Mr. Campbell believes, as does B.C. Premier Christy Clark, that energy demand is climbing rapidly and over the 100-year life of the project, it will be a profitable venture that benefits taxpayers.

BC Hydro has said it will take 70 years to pay off the debt – but that's assuming the cost overruns predicted by Mr. Harcourt don't materialize.

However, a paper by Bent Flyvbjerg, a professor of major program management at Oxford University's Said Business School, strongly supports the view expressed by Mr. Harcourt. Prof. Flyvbjerg looked at megaprojects globally in 2014 and found that almost all had budget overruns, fell behind schedule and did not produce the benefits promised.

Despite those problems, he found that there is a boom in megaprojects around the world. Governments, it seems, just can't get enough of them.

And his analysis of what drives projects such as Site C may make B.C. taxpayers start to feel nervous.

Prof. Flyvbjerg said there are "four sublimes" that explain why megaprojects are so attractive to decision makers.

One of the key motivations is known as the "political sublime," which Prof. Flyvbjerg describes as "the rapture politicians get from building monuments to themselves and their causes."

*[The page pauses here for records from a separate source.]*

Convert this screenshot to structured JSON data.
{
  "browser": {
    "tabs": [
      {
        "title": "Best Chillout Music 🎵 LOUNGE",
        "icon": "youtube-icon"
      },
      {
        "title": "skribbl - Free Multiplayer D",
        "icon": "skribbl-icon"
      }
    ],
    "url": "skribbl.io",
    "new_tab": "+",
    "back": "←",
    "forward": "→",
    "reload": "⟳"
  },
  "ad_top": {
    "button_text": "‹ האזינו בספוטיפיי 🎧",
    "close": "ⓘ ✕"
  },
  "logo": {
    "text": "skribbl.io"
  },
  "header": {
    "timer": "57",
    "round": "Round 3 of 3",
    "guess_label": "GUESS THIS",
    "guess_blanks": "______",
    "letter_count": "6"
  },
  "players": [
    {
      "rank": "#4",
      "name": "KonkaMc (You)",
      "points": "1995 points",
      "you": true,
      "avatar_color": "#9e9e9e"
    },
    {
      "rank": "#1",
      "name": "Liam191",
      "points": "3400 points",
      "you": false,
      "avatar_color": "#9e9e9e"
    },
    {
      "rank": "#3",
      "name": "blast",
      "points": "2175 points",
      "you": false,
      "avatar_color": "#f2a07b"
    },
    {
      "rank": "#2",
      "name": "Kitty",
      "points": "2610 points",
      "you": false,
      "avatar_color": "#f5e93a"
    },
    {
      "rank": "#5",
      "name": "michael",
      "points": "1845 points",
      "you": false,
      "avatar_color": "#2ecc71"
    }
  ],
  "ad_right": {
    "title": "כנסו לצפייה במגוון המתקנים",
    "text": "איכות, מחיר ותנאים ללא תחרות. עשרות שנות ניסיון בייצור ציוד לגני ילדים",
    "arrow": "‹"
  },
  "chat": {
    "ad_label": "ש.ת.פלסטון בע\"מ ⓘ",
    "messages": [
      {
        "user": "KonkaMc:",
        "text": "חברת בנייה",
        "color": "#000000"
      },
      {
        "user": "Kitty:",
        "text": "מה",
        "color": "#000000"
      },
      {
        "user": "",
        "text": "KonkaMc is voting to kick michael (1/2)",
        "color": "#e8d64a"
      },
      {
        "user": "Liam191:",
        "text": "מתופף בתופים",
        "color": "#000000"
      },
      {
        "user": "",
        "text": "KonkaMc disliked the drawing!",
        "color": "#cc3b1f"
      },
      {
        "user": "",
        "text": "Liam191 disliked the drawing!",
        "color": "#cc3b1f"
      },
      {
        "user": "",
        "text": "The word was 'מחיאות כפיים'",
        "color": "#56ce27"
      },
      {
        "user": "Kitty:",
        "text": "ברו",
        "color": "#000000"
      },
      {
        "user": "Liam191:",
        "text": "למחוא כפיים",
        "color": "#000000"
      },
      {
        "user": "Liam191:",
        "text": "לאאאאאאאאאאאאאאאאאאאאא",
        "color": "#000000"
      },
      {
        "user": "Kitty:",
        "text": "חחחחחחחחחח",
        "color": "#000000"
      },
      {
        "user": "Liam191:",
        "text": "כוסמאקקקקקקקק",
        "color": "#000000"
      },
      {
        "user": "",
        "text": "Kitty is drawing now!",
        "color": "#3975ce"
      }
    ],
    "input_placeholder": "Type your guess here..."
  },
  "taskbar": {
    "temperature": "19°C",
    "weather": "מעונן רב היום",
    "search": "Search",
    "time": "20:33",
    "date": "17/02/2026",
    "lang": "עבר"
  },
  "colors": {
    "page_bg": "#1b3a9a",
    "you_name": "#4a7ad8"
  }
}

He said megaprojects "lend an air of proactiveness to their promoters," and draw a lot of media attention, "which appeals to politicians who seem to enjoy few things better than the visibility they get from starting megaprojects."

Other motivations are technological, the thrill engineers get from undertaking big projects; economic, "the delight business people and trade unions get from making lots of money and jobs off megaprojects"; and aesthetic, "the pleasure designers and people who appreciate good design get from building, using and looking at something very large."

Prof. Flyvbjerg said those four motivators create strong coalitions of stakeholders who benefit from megaprojects and who push them, even if they don't make economic sense.

He adds that sometimes megaprojects succeed in fulfilling all the dreams they come packaged with. But that is rare.

"Success in megaproject management is typically defined as projects being delivered on budget, time and benefits," he writes. "If, as the evidence indicates, approximately one out of 10 megaprojects is on budget, one out of 10 is on schedule, and one out of 10 is on benefits, then approximately one in a thousand projects is a success, defined as on target for all three."

Prof. Flyvbjerg said his "iron law" of megaprojects is that they will be: "Over budget, over time, over and over again."

Harry Swain, former chair of the federal-provincial joint review panel that held public hearings into the Site C project, stated in a newspaper commentary in June that the dam's hydro power is not needed domestically and likely can't be sold profitably outside B.C. because demand is flat and prices don't match production costs.

"BC Hydro is going hell for leather in pursuit of a wildly unprofitable project that will cost us, its owners, billions," he wrote. "And that's without accounting for more 'significant adverse environmental effects' than any project that has ever been approved before."

That sounds more like the kind of failed megaproject that Mr. Flyvbjerg describes, and Mr. Harcourt predicts, than the great success Mr. Campbell and Ms. Clark foresee.